Senate Takes New Aim at Section 230, Sets Hearing on PACT Act

Senate Takes New Aim at Section 230, Sets Hearing on PACT Act

LOS ANGELES—Section 230 of the 1996 Communications Decency Act — the law generally considered to make online free speech possible — has come under regular attack from both sides of the political aisle in recent months. Not only is the bipartisan EARN IT Act moving to the Senate floor for debate after gaining approval in a committee vote earlier this month, but the Justice Department has proposed its own rollbacks to Section 230, as well. 

And in May, Donald Trump said he would sign an executive order that could undo the legal protections for online platforms that have existed under Section 230 for nearly a quarter-century. 

The law guarantees that platforms, such as social media sites, online message boards, and even internet service providers, cannot be held legally liable for content posted by third parties. But the latest attempt to weaken Section 230 comes in the form of the Platform Accountability and Consumer Transparency Act, PACT, co-sponsored by South Dakota Republican John Thune and Hawaii Democrat Brain Schatz (pictured above).

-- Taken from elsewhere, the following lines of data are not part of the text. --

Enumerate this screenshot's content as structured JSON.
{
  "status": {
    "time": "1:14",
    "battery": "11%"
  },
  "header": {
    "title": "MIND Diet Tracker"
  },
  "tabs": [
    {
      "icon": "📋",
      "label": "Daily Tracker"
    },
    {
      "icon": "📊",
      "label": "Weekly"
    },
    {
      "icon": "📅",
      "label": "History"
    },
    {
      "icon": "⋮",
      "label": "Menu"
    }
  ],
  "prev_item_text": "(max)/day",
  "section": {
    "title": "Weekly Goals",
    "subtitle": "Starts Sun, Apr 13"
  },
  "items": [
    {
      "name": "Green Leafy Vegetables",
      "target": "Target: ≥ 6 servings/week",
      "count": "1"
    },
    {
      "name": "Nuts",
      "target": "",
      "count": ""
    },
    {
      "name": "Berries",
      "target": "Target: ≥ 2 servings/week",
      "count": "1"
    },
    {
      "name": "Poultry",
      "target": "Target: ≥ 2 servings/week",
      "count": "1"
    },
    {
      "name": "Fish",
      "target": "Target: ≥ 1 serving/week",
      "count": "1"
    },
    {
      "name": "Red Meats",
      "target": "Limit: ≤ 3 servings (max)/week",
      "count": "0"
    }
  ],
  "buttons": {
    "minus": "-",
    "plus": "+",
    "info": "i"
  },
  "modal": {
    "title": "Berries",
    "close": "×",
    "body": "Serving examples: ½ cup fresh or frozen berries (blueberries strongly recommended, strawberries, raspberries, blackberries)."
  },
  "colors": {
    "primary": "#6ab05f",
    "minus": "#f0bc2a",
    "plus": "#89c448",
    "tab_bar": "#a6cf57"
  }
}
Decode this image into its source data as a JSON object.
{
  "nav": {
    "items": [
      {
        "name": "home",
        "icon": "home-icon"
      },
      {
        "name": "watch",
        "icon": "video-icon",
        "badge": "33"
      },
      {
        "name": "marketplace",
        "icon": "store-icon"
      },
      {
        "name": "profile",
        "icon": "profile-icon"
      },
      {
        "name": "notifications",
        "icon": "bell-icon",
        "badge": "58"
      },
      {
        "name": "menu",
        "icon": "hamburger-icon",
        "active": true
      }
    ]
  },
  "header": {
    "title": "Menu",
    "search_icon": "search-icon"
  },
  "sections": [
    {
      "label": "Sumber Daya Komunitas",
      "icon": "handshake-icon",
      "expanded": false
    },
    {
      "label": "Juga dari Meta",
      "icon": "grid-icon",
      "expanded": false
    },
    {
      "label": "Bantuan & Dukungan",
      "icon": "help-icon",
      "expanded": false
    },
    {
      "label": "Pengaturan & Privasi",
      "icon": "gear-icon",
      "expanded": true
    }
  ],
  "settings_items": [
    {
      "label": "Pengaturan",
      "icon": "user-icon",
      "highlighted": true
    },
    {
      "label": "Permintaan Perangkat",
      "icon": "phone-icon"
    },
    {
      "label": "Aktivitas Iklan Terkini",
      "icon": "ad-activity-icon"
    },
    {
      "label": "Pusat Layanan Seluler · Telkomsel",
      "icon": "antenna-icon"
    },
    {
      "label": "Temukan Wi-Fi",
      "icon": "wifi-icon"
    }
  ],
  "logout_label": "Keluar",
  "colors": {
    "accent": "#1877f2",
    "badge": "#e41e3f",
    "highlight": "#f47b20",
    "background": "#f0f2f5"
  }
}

The bill will receive its first hearing on July 28, at a meeting of a Senate Commerce subcommittee, according to a report by Axios

“Section 230 was created to help jumpstart the internet economy, while giving internet companies the responsibility to set and enforce reasonable rules on content. But today, it has become clear that some companies have not taken that responsibility seriously enough,” Schatz said in a statement, about the bill which would require internet platforms to “explain their content moderation practices in an acceptable use policy that is easily accessible to consumers.”

The bill’s intentions appear positive, and have been broadly supported even by digital rights activist groups such as the Electronic Frontier Foundation. The bill would require platforms to disclose “shadowbanning,” the practice of causing certain users to lose their audience by keeping their posts out of, or ranked low in, search results, among other quiet suppression techniques.

But according to an analysis by EFF, “the PACT Act’s implementation of these good ideas, however, is problematic.” 

The law would end Section 230’s liability protections for posts by third parties, if a platform did not take steps to remove potentially illegal content upon receiving a notice that the content has been ruled illegal by a court.

But “the PACT Act poorly defines what qualifies as a court order, fails to provide strong protections, and sets smaller platforms up for even greater litigation risks than their larger competitors,” the EFF analysis says. 

The proposed law would place a “thumb on the scale” in favor of suppressing speech, and that would mean that “disempowered communities will be most severely impacted, as they historically have been targeted by claims that their speech is illegal or offensive,” according to EFF.

Sex workers and adult content creators would likely fall in to that “targeted” category.

The PACT Act also fails to state the requirements for content to be riled illegal by a court, according to EFF, meaning that even a preliminary order or “default judgement” — that is, a judgement handed down by a court without being argued by advocates for both sides — could be used to force platforms to remove content.